Liars came on promptly at 7:30. The amphitheater was still more or less empty, but that didn’t stop the band from turning in a cracker performance. As Angus Andrews prowled about the stage, his massive hands waving about in a blur, the freezing crowd danced along, desperate to find a beat to warm up to. Highlights of the 45-minute set included “Plaster Casts of Everything” and “Houseclouds.” The guys on my left had never heard Liars nor did it seem many of the others who responded with polite applause. It is easy to forget just how mainstream Radiohead is, even though they manage to defy expectations with each and every release.

Someone mentioned that the rain would only add atmosphere to Radiohead’s music. And it's true: their songs are rife with dread, and some of their crystalline piano ballads are perfect for a rainy day. I was intent on ignoring the cold in order to focus on the music. Amid a sea of beams that hung from the roof of the stage like metal stalactites (or the world’s biggest example of vertical blinds), Radiohead finally took the stage to thunderous applause. Behind us, a sea of umbrellas swallowed up the lawn, but the crowd under shelter was relatively sparse. Thom Yorke, dressed in a red T-shirt with grey hoodie welcomed “the wet people.” Then the band launched into the dirge “All I Need,” from its outstanding new album In Rainbows. Filled with looming synths and a menacing bassline, the song’s lingering intensity set the tone for the evening.

It takes something quite powerful to lift a shivering, soaked writer out of his saturated jeans, and as Yorke’s warm, fragile voice filled the amphitheater, I was taken away to someplace else. The band then transitioned into “Jigsaw Falling Into Place,” and as the tempo picked up, the crowd began to dance.

What amazed me the most about the 25-song set was just how clear everything sounded. Yorke’s vocals swooped and soared on ballads such as “Lucky” and “Nude.” But it wasn’t only a grim affair. On faster songs such as “15 Step” and “Myxomatosis,” Yorke danced about the stage, his scruffy head twisting in all directions. Jonny Greenwood met Yorke’s intensity as he freaked out with guitar, synth and who knows what else.

Midway through the set, Yorke said, “We know how tough today has been for you guys and, uh, sorry.” The band then launched into OK Computer’s “Paranoid Android.” Whether or not he aimed the “Rain down, rain down/ Come on rain down on me” refrain to the freezing groundlings below, the moment was chilling. As bright blue and red lights reflected off the metal beams and Ed O’Brien’s unnerving backing vocals poured from the stage, the moment turned magical. Even a hardened concert-goer like me felt the magic.

There were just so many high points: the spastic paranoia of “Idioteque,” the sweeping beauty of “Reckoner.” By the time the band finished its first set with the rollicking “Bodysnatchers,” I didn’t think that it could get any better.

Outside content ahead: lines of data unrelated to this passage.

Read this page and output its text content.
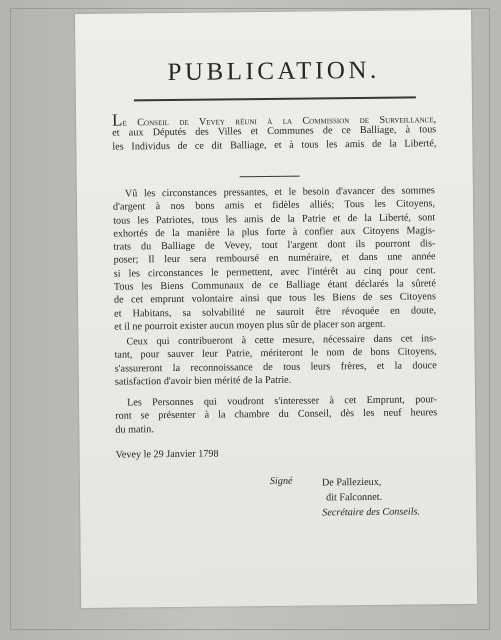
PUBLICATION.
Le Conseil de Vevey réuni à la Commission de Surveillance,
et aux Députés des Villes et Communes de ce Balliage, à tous
les Individus de ce dit Balliage, et à tous les amis de la Liberté,
Vû les circonstances pressantes, et le besoin d'avancer des sommes
d'argent à nos bons amis et fidèles alliés; Tous les Citoyens,
tous les Patriotes, tous les amis de la Patrie et de la Liberté, sont
exhortés de la manière la plus forte à confier aux Citoyens Magis-
trats du Balliage de Vevey, tout l'argent dont ils pourront dis-
poser; Il leur sera remboursé en numéraire, et dans une année
si les circonstances le permettent, avec l'intérêt au cinq pour cent.
Tous les Biens Communaux de ce Balliage étant déclarés la sûreté
de cet emprunt volontaire ainsi que tous les Biens de ses Citoyens
et Habitans, sa solvabilité ne sauroit être révoquée en doute,
et il ne pourroit exister aucun moyen plus sûr de placer son argent.
Ceux qui contribueront à cette mesure, nécessaire dans cet ins-
tant, pour sauver leur Patrie, mériteront le nom de bons Citoyens,
s'assureront la reconnoissance de tous leurs frères, et la douce
satisfaction d'avoir bien mérité de la Patrie.
Les Personnes qui voudront s'interesser à cet Emprunt, pour-
ront se présenter à la chambre du Conseil, dès les neuf heures
du matin.
Vevey le 29 Janvier 1798
Signé	De Pallezieux,
dit Falconnet.
Secrétaire des Conseils.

But it did.

They returned for the first of two encores, with the haunting “Like Spinning Plates,” soon to be followed by “Optimistic” and “Karma Police.” Next came “Go Slowly,” a track off the bonus LP of In Rainbows. This fragile ballad felt perfect against the rain, its melody a menacing, twisted music box, Yorke’s vocals both ethereal and enveloping. After closing the first encore with “Planet Telex,” Yorke returned to inform us that many concert-goers never made it to the show. Some of the local roads had been washed away by the rain. The band offered up “Fake Plastic Trees” in dedication to the unfortunates who never arrived.

The concert ended with a raucous “The National Anthem” and the gentle “House of Cards.” Yorke and company eased us out of the show cooing “I don’t want to be your friend/ I just want to be your lover” before singing about collapsing infrastructure and lascivious key parties. Then the band retreated to drier quarters, leaving us in silence to face the rhythm and fury of the rain.